The repro I have is a little stressed way than deterministic one, by having 
constantly failing app (also with not reacting to cancellation to prolong 
fail-over), with short heartbeat timeout (<=1s) to emulate resource overload 
without imposing arbitrary resource overloads (I enabled DEBUG log, which could 
also add a bit more load). Apart from repro test, the real applications that 
run into this issue are heavily loaded (high slot oversubscription) doing 
continuous fail-overs (by code error).
h2. Experiment

I've tested the simple solution like having *TaskSlotTable.allocateSlot* check 
if *allocationIDTaskSlotMap* has an existing task slot entry for a requested 
AID, it can reject allocation up front, so that the redundant slot request can 
fail fast not reaching reservation and slot offer, preventing 
allocationIDTaskSlotMap overwrite and inconsistent allocation tables. In the 
above example, the fix can replace step 8, 9, and 10 with RM getting 
*SlotAllocationException* on handling failed slot request.

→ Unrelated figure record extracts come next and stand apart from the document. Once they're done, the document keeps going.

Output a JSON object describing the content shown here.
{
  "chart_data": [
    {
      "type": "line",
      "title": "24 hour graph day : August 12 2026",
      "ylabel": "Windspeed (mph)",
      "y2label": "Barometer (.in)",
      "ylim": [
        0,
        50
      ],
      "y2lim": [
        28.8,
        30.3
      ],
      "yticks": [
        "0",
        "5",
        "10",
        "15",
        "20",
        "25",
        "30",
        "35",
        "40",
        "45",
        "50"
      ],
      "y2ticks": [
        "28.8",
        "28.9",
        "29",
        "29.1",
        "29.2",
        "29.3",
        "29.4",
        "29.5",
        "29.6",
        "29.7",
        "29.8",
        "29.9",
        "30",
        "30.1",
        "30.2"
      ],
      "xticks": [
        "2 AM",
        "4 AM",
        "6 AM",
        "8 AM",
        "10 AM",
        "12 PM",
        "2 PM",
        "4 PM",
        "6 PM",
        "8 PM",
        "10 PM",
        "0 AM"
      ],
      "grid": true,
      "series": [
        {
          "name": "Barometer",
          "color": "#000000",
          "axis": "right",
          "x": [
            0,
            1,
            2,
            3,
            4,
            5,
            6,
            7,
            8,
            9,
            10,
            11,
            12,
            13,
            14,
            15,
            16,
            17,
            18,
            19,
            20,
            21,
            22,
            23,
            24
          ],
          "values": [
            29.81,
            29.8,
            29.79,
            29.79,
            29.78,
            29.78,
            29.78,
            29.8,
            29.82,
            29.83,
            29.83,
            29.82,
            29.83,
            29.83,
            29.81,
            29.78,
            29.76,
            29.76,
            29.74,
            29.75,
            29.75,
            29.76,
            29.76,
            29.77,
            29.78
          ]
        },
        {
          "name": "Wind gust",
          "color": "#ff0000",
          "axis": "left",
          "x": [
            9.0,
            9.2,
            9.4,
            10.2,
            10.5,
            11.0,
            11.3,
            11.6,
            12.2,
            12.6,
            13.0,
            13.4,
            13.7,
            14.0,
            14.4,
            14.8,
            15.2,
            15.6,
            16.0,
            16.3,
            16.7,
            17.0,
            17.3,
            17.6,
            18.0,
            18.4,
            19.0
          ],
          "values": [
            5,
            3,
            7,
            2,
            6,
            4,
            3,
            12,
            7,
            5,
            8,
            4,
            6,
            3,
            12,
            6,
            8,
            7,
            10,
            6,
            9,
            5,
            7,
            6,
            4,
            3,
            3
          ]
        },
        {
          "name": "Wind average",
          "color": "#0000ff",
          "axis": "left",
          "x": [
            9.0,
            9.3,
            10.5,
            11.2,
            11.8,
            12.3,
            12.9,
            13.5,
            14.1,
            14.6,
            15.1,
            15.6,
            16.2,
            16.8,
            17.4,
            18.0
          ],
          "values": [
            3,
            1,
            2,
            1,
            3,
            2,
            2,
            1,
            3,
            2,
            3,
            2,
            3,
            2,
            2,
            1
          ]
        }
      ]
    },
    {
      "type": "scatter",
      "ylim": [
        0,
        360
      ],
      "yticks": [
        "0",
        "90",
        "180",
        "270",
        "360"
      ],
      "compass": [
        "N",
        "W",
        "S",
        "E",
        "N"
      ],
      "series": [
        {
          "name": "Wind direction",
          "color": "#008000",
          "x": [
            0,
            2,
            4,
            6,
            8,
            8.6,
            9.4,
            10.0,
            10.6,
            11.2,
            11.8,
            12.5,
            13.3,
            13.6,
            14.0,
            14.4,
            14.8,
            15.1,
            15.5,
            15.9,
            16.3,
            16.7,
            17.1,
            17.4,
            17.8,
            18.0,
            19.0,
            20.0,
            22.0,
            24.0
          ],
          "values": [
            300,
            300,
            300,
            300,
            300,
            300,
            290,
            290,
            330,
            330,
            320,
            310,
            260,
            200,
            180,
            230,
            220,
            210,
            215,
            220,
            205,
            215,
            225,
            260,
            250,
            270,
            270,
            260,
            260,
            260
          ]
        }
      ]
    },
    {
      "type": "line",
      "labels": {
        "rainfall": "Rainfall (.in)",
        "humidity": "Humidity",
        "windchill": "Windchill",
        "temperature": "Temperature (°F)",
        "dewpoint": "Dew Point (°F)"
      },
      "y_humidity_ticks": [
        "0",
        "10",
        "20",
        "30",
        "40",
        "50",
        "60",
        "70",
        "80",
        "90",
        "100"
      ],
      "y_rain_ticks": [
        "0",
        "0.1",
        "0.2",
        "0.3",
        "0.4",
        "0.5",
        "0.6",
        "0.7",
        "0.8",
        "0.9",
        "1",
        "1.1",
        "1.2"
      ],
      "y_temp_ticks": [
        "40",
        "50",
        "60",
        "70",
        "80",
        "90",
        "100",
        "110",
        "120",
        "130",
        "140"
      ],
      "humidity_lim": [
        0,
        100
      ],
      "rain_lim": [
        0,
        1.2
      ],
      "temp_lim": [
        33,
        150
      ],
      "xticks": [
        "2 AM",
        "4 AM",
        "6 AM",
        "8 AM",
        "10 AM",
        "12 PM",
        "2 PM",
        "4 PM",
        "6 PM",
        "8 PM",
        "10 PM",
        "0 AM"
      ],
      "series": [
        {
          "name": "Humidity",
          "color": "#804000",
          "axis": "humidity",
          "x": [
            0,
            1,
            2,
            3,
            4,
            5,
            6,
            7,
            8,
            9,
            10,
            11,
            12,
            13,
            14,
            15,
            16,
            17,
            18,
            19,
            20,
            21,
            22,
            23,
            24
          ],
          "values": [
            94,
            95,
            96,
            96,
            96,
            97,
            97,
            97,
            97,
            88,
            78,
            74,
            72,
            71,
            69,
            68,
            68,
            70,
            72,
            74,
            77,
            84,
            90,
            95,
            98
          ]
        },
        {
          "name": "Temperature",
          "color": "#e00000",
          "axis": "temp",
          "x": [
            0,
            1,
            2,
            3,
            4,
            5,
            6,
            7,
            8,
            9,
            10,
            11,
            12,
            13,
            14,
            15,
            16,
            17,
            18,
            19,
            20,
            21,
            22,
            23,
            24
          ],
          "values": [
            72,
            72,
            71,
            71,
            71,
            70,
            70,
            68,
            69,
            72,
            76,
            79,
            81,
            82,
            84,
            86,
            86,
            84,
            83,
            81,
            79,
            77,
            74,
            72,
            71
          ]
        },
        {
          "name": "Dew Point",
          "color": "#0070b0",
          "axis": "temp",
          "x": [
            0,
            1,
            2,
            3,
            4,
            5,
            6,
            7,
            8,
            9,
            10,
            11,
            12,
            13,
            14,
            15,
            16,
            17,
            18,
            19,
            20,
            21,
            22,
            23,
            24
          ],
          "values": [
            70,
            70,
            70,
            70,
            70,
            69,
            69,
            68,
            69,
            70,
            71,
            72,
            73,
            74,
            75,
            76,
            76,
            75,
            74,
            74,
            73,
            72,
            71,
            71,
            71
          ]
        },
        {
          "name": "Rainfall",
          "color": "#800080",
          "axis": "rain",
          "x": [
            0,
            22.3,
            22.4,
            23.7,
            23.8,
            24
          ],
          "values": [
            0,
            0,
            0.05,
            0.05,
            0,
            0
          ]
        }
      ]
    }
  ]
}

It may retry the 
pending request via handleFailedSlotRequest, but it would stop retrying once 
next heartbeat saying the pending slot was allocated by another AID or 
eventually slot request timeout. My test with the fix has run for a while 
hitting this race case multiple times and survived without slot allocation 
failure.

As my experience may be in a bit old version (1.6.2), It would be good to 
discuss what other unexpected things happened and what would be other related 
issues that have been incorporated in mainline.